アムネスティ・インターナショナルは1961年、ロンドンで創立された非政府組織(NGO)。政治犯の釈放や難民の救済など、人権擁護の支援活動を行ってきた。1977年にはノーベル平和賞を受賞、現在世界150カ国以上で300万人の会員が活動している。アムネスティはその活動の周知と資金の捻出のために、ポップ/ロック・ミュージックと密接な関係を持ってきた。1981年に“シークレット・ポリスマンズ・アザー・ボール”と題して、ロンドンで行われたイベントにはピート・タウンゼンド、スティング、エリック・クラプトン、ジェフ・ベック、フィル・コリンズらが出演。このコンサートが成功したことにより、1986年から規模を拡大、ツアー形式でベネフィット・コンサートが行われることになった。
1986年6月にアメリカ6都市で行われたコンサートにはU2、ポリス、ブライアン・アダムス、ピーター・ガブリエルらが出演。1988年9月から10月には世界6大陸を回るワールド・ツアーへと拡大した。日本の東京ドーム公演を含むこのツアーにはブルース・スプリングスティーン、スティング、ピーター・ガブリエル、トレイシー・チャップマンらが参加している。

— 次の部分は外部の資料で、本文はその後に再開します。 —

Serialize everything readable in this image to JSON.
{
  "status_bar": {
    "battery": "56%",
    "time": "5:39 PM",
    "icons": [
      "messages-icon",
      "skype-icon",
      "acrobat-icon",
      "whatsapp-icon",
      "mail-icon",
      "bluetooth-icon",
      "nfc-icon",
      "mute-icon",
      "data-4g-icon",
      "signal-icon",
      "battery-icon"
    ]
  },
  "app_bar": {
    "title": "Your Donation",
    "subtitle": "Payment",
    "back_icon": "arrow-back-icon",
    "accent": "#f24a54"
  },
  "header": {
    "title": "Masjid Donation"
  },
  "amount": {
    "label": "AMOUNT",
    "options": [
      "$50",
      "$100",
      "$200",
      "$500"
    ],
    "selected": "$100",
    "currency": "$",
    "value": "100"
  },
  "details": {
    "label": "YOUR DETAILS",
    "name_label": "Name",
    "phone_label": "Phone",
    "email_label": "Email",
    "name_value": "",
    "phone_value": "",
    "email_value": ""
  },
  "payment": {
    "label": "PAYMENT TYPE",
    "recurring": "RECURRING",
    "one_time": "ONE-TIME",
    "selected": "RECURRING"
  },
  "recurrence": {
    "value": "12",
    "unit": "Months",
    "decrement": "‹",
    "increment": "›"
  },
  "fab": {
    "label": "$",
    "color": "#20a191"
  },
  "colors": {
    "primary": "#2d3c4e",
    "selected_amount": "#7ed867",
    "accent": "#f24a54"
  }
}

その後も世界各地でアムネスティへのベネフィット・コンサートが行われた。
数々のスーパースターが生まれた1980年代から1990年代の音楽シーン。音楽シーンを代表し、社会問題への意識が高いアーティスト達が、単なるヒット・コンピレーションの枠に留まることのない、ひとつのベクトルを持っている貴重なコンサートだ。